The best demos of Apple’s multimedia program, Keynote, are the ones co-produced by the legendary Steve Jobs. Watch nearly any of his keynote presentations on YouTube, and you can quickly see how if used effectively, Keynote can help you create powerfully clean, well designed and animated presentations.
Keynote presentation software for Mac can be as easy or advanced as you need it to be, enabling you to create simple and straightforward photo slideshows, or more complex presentations that include videos, spreadsheets, advanced transitions and builds, which I wrote about in a previous how-to Keynote article . Keynote is now appropriately listed on our Best of Mac applications page, and the purpose of this review is to provide a basic introduction for readers unfamiliar with the program. I also share a few time-saving tips that may help you create presentations without becoming overwhelmed in the process.
If you don’t already have Keynote installed on your Mac, you can purchase it from the Mac App Store for $19.99.
When you first launch the ’09 Keynote, you are presented with a collection of 44 professionally designed themes you can choose from to get started. Moving your cursor over the thumbnail version of a theme provides you with a preview of the collection of template slides for that theme.
Though you can build a presentation completely from scratch, there is probably at least one or two themes and collection of templates that will fit the needs of your presentation. Each theme includes an elegant photo and/or title slide layout, with matching templates for table, graph, and bullet slides. You, of course, can build your presentation based only on what you need, and ignore the rest.

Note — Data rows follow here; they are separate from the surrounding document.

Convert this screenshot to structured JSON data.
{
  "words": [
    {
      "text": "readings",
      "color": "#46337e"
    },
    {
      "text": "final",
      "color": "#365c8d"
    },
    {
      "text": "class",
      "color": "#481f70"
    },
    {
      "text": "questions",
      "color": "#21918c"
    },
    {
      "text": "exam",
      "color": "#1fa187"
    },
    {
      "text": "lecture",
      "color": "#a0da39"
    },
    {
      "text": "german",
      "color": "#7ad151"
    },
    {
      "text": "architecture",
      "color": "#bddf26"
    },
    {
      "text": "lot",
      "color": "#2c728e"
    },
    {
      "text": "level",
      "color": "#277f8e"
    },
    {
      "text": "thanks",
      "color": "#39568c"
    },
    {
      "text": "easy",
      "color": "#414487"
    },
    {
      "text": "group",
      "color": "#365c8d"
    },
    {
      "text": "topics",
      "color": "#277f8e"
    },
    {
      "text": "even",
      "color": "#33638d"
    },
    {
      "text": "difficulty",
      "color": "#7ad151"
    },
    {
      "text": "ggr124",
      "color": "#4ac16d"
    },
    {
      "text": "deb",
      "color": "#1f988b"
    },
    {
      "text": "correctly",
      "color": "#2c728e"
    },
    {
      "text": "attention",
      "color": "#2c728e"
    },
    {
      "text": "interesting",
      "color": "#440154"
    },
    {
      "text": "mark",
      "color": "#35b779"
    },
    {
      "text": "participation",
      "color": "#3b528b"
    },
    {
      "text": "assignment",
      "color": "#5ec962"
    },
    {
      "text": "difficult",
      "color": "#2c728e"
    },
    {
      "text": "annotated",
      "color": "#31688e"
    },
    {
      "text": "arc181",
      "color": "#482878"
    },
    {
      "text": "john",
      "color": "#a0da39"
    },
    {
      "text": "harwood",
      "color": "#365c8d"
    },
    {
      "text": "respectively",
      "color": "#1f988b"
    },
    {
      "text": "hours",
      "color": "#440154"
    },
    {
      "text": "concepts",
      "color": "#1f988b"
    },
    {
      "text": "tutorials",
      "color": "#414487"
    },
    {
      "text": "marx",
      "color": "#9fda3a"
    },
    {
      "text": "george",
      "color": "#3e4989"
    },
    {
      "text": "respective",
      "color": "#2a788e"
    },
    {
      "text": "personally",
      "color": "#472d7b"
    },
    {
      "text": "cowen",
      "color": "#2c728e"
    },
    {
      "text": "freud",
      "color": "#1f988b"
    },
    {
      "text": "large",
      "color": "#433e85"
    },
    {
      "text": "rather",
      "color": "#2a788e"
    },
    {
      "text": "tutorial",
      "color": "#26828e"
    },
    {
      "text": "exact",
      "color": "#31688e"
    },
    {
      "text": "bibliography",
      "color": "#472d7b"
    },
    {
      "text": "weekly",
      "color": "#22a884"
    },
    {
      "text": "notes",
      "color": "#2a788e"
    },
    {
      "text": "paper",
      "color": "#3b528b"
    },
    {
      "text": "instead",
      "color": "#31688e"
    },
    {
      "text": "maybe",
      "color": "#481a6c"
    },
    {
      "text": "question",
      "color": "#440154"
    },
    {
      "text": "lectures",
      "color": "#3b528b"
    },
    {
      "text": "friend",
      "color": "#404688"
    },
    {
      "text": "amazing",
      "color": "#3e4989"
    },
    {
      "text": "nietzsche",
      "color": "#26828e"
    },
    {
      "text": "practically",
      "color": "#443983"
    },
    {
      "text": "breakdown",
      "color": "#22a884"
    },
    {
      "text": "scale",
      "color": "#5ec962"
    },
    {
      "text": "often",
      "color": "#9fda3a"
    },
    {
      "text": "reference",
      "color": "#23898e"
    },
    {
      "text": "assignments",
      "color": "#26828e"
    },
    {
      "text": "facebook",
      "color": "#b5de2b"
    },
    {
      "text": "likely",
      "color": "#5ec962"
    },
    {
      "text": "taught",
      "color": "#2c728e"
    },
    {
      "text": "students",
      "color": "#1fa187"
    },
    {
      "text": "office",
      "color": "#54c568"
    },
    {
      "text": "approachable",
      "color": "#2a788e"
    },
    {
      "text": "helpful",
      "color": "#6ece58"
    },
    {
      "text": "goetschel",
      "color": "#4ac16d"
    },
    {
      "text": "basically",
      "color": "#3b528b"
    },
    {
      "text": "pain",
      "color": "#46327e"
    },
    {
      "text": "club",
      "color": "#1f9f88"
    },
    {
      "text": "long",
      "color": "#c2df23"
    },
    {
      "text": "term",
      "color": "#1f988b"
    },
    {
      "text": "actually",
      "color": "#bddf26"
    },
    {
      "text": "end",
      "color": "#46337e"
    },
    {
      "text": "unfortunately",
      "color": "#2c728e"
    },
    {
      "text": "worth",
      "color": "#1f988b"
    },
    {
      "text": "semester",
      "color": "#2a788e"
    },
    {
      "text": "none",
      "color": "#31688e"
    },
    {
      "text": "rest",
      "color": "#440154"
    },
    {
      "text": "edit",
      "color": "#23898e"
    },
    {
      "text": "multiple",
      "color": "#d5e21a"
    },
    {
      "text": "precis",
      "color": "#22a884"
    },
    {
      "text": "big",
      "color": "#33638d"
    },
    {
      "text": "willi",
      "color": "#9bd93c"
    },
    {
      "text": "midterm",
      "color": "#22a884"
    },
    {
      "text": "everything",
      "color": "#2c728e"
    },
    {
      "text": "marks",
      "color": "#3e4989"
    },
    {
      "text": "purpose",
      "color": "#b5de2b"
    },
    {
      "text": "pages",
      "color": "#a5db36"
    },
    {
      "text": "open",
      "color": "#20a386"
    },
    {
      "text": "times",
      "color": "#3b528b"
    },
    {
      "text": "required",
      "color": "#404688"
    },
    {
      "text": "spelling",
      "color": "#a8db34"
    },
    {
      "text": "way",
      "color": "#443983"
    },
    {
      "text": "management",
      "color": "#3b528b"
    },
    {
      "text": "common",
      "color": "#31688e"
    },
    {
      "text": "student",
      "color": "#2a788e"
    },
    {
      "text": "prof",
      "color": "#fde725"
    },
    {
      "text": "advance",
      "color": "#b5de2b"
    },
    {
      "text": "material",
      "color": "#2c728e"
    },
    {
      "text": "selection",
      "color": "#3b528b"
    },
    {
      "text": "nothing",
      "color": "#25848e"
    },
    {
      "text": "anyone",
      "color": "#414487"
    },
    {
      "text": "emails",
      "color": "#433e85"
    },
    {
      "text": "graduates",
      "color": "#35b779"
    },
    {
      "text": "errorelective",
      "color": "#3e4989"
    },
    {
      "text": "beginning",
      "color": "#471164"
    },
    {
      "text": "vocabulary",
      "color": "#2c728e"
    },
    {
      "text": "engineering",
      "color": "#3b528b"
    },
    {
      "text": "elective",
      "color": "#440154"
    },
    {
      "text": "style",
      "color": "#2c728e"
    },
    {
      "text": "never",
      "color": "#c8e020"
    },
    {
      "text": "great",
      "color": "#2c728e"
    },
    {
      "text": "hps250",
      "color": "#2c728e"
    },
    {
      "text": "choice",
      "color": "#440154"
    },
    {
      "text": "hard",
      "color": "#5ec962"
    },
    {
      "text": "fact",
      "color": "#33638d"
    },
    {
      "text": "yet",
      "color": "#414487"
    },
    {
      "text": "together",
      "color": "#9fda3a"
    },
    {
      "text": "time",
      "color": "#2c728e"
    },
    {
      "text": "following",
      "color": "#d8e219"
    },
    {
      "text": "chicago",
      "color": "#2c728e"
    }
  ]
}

After selecting and opening a theme, Keynote’s powerful collection of tools and features (e.g., for adding text boxes, shapes, tables and charts; and for arranging elements inside a slide) can all be accessed from its toolbar, as well as the menu bar.
The Inspector and Media Browser buttons on the far right side of the menu bar (not shown in the above screenshot) are each a set of tools you will probably frequently use for putting together your presentations. Most of the tools in the Inspector are also mirrored in the toolbar.
If you select View > Show Format Bar in the menu bar, the items for changing font styles and sizes, aligning text, and adding line strokes and fill color will be more conveniently accessible. However, the more you work with Keynote, as with any complex piece of software, you will figure out how you most prefer accessing its tools – from the menu bar, toolbar, the Inspector, or by using as many keyboard shortcuts as you can remember.
When I first started using Keynote, I would build my presentations nearly from scratch, because I wasn’t aware of the power of using the Master Slides. While you can easily duplicate and customize any slide you create in Keynote, master slides enable you to apply style formats and design changes to every slide based on their respective master slide.
The first template slide you see in an opened theme is based on a master slide, which can be found by pulling down the left side column of the Slides panel. Select the master slide with the check by it, and it will appear in the main window of Keynote. Most master slides consist of a picture holder, title box, and a text box for either the body or bullet points of a slide.
Notice you can’t change the actual wording in a master slide, but you can select and change the font style and size, the layout or stroke of the boxes and photo frames, as well as add other elements like a standard shape, company logo, or text that you want to appear on every slide based on the master.
You can add slides to your presentation in a few different ways, but primarily by clicking the + button in the upper-left side of the menu bar. This method will automatically duplicate the slide or master slide you have selected. You can change the new slide if you need to and base it on another master slide, by clicking on the Master‘s drop-down button in the toolbar.
So say you have five slides based on a Titles and Bullets master slide, in which you customized its font style and sizes, and added your company logo. If you come back and make additional changes to that master slide, all the slides based on it will be automatically updated with those changes, saving you the time and trouble of making those edits to each individual slide. You can, of course, make individual changes to the regular slides, but those changes will not occur on the master slides or the other slides based on it.
Builds & Transitions
While you don’t want to go overboard with animations for your slide show, Keynote provides a wide selection text and object effects, and transitions and builds that if used effectively can enhance the content of your presentation.
The Transition and Appearance features are mainly accessed in the Inspector (the second button from the left), which includes a preview window of a selected slide. After you apply a transition or effect to a slide, you can click on the window to get a preview of the animation. And again, you can apply transitions and builds to a master slide, which will be copied to each new or existing slide based on it.
Viewing & Sharing Presentations
At any time during the process of creating your presentation, you can click the Play button to see how it’s coming along. You can use the arrow keys on your keyboard to navigate between slides, if you have not set them up to change automatically.
You can share your Keynote presentations (click on Share in the menu bar) straight from your Mac, to a slide projector, or export them as a PDF, an HTML document, a QuickTime movie or YouTube video, or on a supporting mobile device like the iPhone or iPad.
This article only scratches the surface of what you can do in Keynote. Click on Help > Video Tutorials to view Apple’s official introduction tutorials for using the program.
Keynote is actually as fun and cool as Steve Jobs made it appear in his famous company reports and product presentations. But let us know your opinion of Keynote. How have you used it, and what features would like to see added?